In short, I wouldn't characterize the AIP as an offshoot or ally of the separatist movements unless there was unequivocal proof of a shared belief system, not just a single shared belief.
Well, Bush was also both deeply uninformed and arrogant about being clueless, but he somehow managed to get elected. Let's not underestimate the power of human cluelessness.
Palin is a lot like Bush, except with winking and flirting and fake folksiness instead of strutting and stupid jokes and fake Texasness. She bears watching.
I couldn't agree more. Mostly because we've just escaped from eight years of nightmarish, Bushian hell, and deep down we all know it could happen again.
The good news is that Sarah Palin doesn't wear well. Mike Murphy pretty much confirmed that for me the other night when he told Chuck Todd that since her brief peak during the first two weeks of the general election campaign, Palin's poll-rating trajectory has been consistently downward.

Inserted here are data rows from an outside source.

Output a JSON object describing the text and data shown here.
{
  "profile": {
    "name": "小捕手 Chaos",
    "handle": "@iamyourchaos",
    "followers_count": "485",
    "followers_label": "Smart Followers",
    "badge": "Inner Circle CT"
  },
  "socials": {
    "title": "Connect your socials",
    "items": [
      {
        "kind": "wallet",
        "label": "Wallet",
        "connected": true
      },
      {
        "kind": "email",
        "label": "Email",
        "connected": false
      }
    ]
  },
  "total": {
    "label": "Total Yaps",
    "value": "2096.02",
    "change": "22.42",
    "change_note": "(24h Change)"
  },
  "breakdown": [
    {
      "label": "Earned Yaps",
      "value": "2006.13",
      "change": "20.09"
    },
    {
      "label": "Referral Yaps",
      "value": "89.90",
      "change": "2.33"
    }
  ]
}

Of course, it'll stop, eventually: At her base. And that's where the other good news is. The religious nutbags on the right certainly adore her and will never stop adoring her, no matter what happens. But as Purdham points out in his VF article, and as these e-mails between Palin and McCain's seasoned campaign team reflect, significant factions of the Republican Party do NOT. I look forward to some delicious internecine warfare.
The only question that never seems to get asked is WHAT in the world John McCain was doing for six or so months, between the time he clinched the nomination and made this treasonous choice of a running mate. Did he just sit around with his thumb up his ass? How could he have made such a rushed and uninformed selection when he had all that time to ponder it? It's just incredible.